Webseite von Professor Coy

 

Wasserkreisläufe besser verstehen

Prof. Dr. Dörthe Tezlaff
 

Über eine Auszeichnung der American Geophysical Union (AGU) kann sich Prof. Dr. Dörthe Tetzlaff vom Institut für Geographie freuen Die Wasserspezialistin, die eine S-Professur innehat und die Abteilung Ökohydrologie am Leibniz-Institut für Gewässerökologie und Binnenfischerei leitet, wurde als Ehrenmitglied der Expertenvereinigung ausgezeichnet und somit für ihre umfassenden Bemühungen im Bereich der hydrologischen Forschung gewürdigt.

 

Ausgezeichnete Metropolenforscherin

Foto: Dr. Anne Tilkorn

Eine besondere Ehre wurde Ilse Helbrecht, Professorin für Kultur- und Sozialgeographie, zuteil: Sie wurde mit einer Thomas Mann Fellowship ausgezeichnet, die sie im kommenden Jahr nach Los Angeles in die Exilvilla Thomas Manns führen wird. Der Preis wird von der Bundesrepublik Deutschland an Intellektuelle vergeben, die sich mit international relevanten Themen auseinandersetzen.
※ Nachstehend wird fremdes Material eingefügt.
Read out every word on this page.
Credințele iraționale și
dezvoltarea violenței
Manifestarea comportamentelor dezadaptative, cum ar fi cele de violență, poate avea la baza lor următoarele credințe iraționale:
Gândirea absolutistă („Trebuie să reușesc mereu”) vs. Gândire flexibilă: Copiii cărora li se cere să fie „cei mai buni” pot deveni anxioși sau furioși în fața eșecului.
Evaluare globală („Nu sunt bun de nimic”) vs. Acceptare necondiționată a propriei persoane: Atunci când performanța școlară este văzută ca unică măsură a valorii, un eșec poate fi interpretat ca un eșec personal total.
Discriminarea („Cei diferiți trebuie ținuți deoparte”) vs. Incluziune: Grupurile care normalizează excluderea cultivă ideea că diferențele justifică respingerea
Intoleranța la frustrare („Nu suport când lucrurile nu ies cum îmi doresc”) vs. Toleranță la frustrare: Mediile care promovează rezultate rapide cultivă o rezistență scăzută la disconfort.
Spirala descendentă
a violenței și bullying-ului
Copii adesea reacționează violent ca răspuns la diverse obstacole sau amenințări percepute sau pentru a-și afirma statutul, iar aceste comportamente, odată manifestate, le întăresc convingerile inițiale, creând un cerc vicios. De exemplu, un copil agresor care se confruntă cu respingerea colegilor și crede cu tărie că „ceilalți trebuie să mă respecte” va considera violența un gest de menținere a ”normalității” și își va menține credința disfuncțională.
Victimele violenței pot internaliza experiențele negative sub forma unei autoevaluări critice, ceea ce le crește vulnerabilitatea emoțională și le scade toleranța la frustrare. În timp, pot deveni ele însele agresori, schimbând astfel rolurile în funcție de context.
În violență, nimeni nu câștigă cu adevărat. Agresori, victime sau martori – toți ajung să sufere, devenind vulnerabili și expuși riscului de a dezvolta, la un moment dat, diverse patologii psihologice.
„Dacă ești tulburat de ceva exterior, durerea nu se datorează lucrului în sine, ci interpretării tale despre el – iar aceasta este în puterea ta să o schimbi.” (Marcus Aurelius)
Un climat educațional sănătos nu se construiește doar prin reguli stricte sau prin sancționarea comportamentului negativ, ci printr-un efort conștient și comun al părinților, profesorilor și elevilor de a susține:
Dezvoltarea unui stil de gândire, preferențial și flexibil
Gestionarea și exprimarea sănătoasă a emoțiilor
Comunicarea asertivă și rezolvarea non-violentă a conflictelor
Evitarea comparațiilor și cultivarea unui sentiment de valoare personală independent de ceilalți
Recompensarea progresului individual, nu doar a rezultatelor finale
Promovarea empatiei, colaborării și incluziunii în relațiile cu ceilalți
Ilse Helbrecht forscht unter anderem zu urbaner Geographie und Gentrifizierung.

 

Präsident der GAP

Prof. Dr. Geert Keil vom Institut für Philosophie ist zum neuen Präsidenten der Gesellschaft für Analytische Philosophie (GAP) gewählt worden. Zur Geschäftsführerin wurde Dr. Romy Jaster gewählt. In seiner Antrittsrede kündigte Geert Keil an, sich für eine größere Präsenz der akademischen Philosophie in der Öffentlichkeit einzusetzen. Zu den Aufgaben des Präsidenten gehört die Ausrichtung des im Drei-Jahres-Turnus stattfindenden Kongresses der GAP. Das Institut für Philosophie Humboldt-Universität wird damit im September 2021 erneut Gastgeber eines großen internationalen Philosophiekongresses sein

 

Hervorragende Leistungen in der anorganischen Chemie

ALTERNATIVTEXT
Foto: privat

Für hervorragende Leistungen in der anorganischen Chemie wurde Prof. Dr. Christian Limberg von der Humboldt-Universität mit dem Alfred-Stock-Gedächtnispreis ausgezeichnet. Der Preis wird seit 1950 alle zwei Jahre von der Gesellschaft Deutscher Chemiker (GDCh) verliehen und würdigt unter anderem Limbergs Erfolge bei der Erforschung von Reaktionen, die in katalytischer Weise Sauerstoff nutzen. Die Arbeitsgruppe des Chemikers forscht mit den Methoden der Molekülchemie zu den genauen Abläufen solcher Reaktionen in Enzymen und auf Oberflächen und entwickelt nach diesen Vorbildern neuartige Moleküle zur Realisierung entsprechender Prozesse in Lösung.